Aus diesen Erfahrungen kann man nützliche Lehren für die Wiederverwendung von Lösungen im E-Government ziehen. Allerdings versucht man im E-Government häufiger, Erfolgspraktiken von Grossunternehmen der Privatwirtschaft zu imitieren. Auch dies ist nützlich, aber NUR solange man die Good Practices sinnvoll adaptiert übernimmt und NICHT Karikaturen der Privatwirtschaft kopiert. In der Wirtschaft heisst Standardisierung nämlich nicht notwendigerweise, dass nur eine Technologie genutzt wird, sondern bereits die Wahl der Anzahl unterschiedlicher alternativer Standardtechnologien ist eine strategische Entscheidung. Gleiches gilt für die Wahl des Betriebsmodells, das heisst den Standardisierungsgrad der Geschäftsprozesse und den Integrationsgrad bei den Daten.
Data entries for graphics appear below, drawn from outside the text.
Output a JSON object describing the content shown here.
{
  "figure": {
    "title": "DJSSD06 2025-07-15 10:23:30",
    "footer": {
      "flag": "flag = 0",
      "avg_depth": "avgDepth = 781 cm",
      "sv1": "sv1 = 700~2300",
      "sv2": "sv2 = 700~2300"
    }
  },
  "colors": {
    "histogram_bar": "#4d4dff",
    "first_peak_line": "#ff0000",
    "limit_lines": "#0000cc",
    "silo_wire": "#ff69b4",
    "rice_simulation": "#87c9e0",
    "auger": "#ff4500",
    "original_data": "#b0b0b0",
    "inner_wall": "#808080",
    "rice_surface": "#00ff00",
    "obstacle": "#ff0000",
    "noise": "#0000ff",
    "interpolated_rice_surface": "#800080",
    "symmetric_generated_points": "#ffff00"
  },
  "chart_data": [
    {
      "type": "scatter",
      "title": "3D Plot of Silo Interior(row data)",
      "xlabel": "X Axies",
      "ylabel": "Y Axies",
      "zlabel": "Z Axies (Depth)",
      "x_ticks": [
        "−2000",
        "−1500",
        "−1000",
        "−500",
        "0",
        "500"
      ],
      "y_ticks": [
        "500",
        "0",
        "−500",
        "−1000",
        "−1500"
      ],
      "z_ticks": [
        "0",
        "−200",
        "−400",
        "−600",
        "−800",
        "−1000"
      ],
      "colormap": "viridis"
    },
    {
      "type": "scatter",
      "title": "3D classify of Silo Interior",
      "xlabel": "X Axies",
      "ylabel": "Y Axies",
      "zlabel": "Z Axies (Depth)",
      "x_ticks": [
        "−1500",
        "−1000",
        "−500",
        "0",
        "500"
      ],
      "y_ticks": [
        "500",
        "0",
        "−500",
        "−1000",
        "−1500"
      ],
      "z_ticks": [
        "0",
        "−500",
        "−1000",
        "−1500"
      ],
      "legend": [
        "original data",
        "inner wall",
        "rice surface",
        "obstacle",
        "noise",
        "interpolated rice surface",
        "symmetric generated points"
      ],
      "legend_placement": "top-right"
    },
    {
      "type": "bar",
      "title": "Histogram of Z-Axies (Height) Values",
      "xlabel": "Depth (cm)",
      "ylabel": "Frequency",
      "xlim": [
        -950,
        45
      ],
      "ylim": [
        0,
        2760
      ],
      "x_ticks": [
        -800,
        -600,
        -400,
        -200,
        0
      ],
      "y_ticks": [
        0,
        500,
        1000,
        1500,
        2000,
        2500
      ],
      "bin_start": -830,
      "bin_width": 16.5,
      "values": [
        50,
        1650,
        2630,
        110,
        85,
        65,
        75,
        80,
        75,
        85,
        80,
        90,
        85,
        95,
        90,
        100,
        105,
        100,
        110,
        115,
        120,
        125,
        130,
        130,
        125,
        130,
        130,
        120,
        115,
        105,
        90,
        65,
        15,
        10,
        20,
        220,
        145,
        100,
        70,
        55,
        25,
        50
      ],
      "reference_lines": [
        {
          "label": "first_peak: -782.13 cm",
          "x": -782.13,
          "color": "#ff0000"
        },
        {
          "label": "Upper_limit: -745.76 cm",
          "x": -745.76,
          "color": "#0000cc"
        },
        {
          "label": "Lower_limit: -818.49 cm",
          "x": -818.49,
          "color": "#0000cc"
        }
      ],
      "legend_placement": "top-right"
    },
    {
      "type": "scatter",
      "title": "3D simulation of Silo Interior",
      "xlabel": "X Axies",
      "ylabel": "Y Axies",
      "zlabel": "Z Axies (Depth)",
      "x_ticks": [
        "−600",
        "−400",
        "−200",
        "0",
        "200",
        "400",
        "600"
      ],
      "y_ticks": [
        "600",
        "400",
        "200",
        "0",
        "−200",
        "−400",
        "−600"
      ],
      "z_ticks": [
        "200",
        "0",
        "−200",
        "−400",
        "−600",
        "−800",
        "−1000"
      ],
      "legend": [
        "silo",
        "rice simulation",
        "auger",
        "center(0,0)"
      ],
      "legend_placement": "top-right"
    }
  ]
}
So viel strategisches Denken ist angesichts der autonomen Akteure im E-Government schwer umsetzbar, aber es wäre natürlich erstrebenswert und würde die Nachhaltigkeit im Schweizer E-Government entscheidend fördern.

E-Government Landkarte Schweiz und eOperations

Um die Wiederverwendung von existierenden E-Government Lösungen zu fördern bräuchte es eine Liste kritischer Fragen und Antworten, die bei Wiederverwendungsentscheidungen hilft, die Fitness der in Frage kommenden Produkte zu prüfen. Noch besser wäre eine E-Government Fachausbildung, die die Zusammenhänge vermittelt, so dass die Fitness auch ohne Checklisten adäquat beurteilt werden kann. Die E-Government Landkarte Schweiz bietet einen Überblick über vorhandene Lösungen, hilft aber bei der Fitness-Beurteilung nicht weiter.

Sehr positiv ist, dass auf der Ebene der Umsetzung des E-Government Strategie Schweiz 2016-2019 das Entwickeln gemeinsamer Lösungen mit dem eOprations Projekt gefördert wird. Hinter dem Projekt standen einst unterschiedliche Visionen, derzeit übt man sich in Bescheidenheit, vielleicht zu viel Bescheidenheit. Wenn Kantone und Gemeinden bei Innovationsprojekten im E-Government unterstützt werden, so ist das sehr gut. Noch besser wäre es, man hätte den Mut, einen E-Government Broker zu bauen – obwohl natürlich auch dies das Risiko beinhaltet, dass eine normative Einschränkung von Lösungen stattfindet, die eventuell wichtige Innovationen blockiert.